Un avocat assis consulte des documents d'un air sérieux.

John Furey, l’avocat d’Énergie NB. (Photo d’archives)

Photo : CBC / Ed Hunter

L’augmentation de la population et l’électrification des transports sont notamment en cause selon lui.

John Furey affirmait lors des audiences que cette centrale au gaz naturel était l’option la plus rapide et la moins chère pour obtenir cette énergie supplémentaire.

Une centrale électrique au gaz naturel.

La centrale électrique Brotman à Rosharon, au Texas, a des composantes et une configuration similaires à celles du projet proposé par ProEnergy à Tantramar. (Photo d’archives)

Photo : ProEnergy

Il faut préciser que cette centrale appartiendrait à ProEnergy qui vendrait ensuite de l’énergie à Énergie NB.

L’accord serait d’une durée de 25 ans et coûterait 3,5 milliards de dollars à la société de la Couronne, selon ce qu’a entendu la Commission en février.

Une mauvaise option pour des opposants

Ce projet a néanmoins suscité une certaine opposition de résidents du sud-est du Nouveau-Brunswick et d’environnementalistes.

Plusieurs voisins de la centrale ont exprimé des craintes quant à la pollution sonore ainsi qu’à la pollution de l’air et de l’eau.

Quelque 300 médecins du Centre hospitalier Dr-Georges-L.-Dumont de Moncton ont même signé une lettre, exprimant des inquiétudes pour la santé.

Geneviève Côté.

La Dre Geneviève Côté, porte-parole du Conseil des médecins et des dentistes du CHU Dumont, l’entité au cœur de la lettre.

Photo : Radio-Canada / Patrick Lacelle

Lors des audiences, la nécessité d’ajouter 400 mégawatts de production d’ici 2028 a été remise en question.

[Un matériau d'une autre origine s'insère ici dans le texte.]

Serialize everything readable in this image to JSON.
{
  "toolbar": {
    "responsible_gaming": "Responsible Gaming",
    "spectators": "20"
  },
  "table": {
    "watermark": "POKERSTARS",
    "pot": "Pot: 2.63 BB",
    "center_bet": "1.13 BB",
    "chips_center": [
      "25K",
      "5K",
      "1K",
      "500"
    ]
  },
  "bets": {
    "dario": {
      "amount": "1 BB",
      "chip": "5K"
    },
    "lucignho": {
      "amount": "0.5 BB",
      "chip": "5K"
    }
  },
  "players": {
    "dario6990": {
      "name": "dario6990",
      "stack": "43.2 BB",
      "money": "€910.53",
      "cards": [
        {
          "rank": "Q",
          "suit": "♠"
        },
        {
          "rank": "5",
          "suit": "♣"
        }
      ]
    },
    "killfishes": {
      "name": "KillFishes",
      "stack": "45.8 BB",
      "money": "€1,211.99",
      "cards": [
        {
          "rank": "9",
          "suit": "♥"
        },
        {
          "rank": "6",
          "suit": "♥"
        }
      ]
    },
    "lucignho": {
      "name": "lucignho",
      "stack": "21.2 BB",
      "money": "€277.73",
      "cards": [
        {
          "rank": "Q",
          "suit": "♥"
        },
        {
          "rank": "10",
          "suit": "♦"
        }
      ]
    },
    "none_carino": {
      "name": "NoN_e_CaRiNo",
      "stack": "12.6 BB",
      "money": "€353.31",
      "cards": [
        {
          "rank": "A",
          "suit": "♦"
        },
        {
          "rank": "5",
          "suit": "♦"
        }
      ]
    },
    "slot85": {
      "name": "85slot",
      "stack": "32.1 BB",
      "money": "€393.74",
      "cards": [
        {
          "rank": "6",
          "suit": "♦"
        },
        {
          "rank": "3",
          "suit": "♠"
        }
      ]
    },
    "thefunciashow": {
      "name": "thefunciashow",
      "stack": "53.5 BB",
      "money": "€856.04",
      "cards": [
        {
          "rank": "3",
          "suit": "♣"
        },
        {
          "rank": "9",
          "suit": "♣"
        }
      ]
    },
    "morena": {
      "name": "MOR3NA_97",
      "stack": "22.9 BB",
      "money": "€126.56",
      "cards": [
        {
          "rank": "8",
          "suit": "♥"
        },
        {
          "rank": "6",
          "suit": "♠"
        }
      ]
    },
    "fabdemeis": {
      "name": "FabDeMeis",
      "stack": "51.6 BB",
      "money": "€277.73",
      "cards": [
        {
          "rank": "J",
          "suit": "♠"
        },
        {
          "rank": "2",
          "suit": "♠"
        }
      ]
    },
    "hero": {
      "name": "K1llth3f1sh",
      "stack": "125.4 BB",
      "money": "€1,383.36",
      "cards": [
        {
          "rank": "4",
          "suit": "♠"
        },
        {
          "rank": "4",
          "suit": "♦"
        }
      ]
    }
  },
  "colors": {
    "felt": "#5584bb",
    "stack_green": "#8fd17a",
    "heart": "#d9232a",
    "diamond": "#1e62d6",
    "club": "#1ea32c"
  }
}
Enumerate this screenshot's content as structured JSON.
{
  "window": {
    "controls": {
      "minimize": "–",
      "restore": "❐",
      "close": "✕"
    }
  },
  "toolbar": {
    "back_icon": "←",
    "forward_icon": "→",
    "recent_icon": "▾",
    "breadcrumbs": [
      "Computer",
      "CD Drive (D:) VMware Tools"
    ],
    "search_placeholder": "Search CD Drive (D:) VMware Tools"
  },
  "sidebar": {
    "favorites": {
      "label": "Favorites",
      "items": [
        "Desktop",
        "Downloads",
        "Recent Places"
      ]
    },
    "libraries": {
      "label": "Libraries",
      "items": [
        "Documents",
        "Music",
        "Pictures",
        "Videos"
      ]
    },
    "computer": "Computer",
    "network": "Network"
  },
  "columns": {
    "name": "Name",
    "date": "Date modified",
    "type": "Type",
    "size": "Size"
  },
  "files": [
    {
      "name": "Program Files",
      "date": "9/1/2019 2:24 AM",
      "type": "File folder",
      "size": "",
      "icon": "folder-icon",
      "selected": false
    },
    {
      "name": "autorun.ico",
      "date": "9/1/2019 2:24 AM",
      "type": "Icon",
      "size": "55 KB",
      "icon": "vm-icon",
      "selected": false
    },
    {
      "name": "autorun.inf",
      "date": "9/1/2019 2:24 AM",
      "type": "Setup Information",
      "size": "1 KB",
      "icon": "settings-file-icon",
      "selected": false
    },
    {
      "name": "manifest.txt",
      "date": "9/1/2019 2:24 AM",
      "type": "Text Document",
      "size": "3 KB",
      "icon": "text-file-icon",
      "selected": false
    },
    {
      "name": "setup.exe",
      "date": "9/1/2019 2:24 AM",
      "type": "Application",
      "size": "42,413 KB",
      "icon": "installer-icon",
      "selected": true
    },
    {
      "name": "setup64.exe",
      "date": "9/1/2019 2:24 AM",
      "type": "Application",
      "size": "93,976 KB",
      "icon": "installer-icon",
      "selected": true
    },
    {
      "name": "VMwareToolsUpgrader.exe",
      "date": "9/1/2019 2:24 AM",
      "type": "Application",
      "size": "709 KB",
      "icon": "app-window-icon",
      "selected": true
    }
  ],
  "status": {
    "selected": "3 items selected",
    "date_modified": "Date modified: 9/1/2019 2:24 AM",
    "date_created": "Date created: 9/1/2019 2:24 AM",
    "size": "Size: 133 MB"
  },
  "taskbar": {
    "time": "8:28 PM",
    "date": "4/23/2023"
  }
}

L’intervenant public dans le secteur énergétique, Alain Chiasson, a par exemple engagé un expert de l’énergie, Jeffrey Palermo, qui remettait en question la démarche d’Énergie NB pour conclure à un tel besoin.

Il prônait aussi plutôt une réorganisation du système d’Énergie NB pour combler ce manque à gagner, s’il existe.

Énergie NB a évoqué plusieurs problèmes logistiques à cette solution, notamment celui de puiser dans les réserves d’autres sociétés d’énergie des Maritimes.

Alain Chiasson en entrevue.

Alain Chiasson est intervenant public dans le secteur énergétique.

Photo : Radio-Canada / Frédéric Cammarano

Toby Couture, un expert des énergies renouvelables, mandaté par le Conseil de la conservation du Nouveau-Brunswick, s’est longuement exprimé sur une autre option : le stockage par batteries.

Il s’agit d’une option moins coûteuse et fiable, selon l’expert. Énergie NB a argumenté le contraire.

Plus tôt ce mois-ci, quelques dizaines de personnes ont manifesté devant le site sur lequel se trouverait la centrale.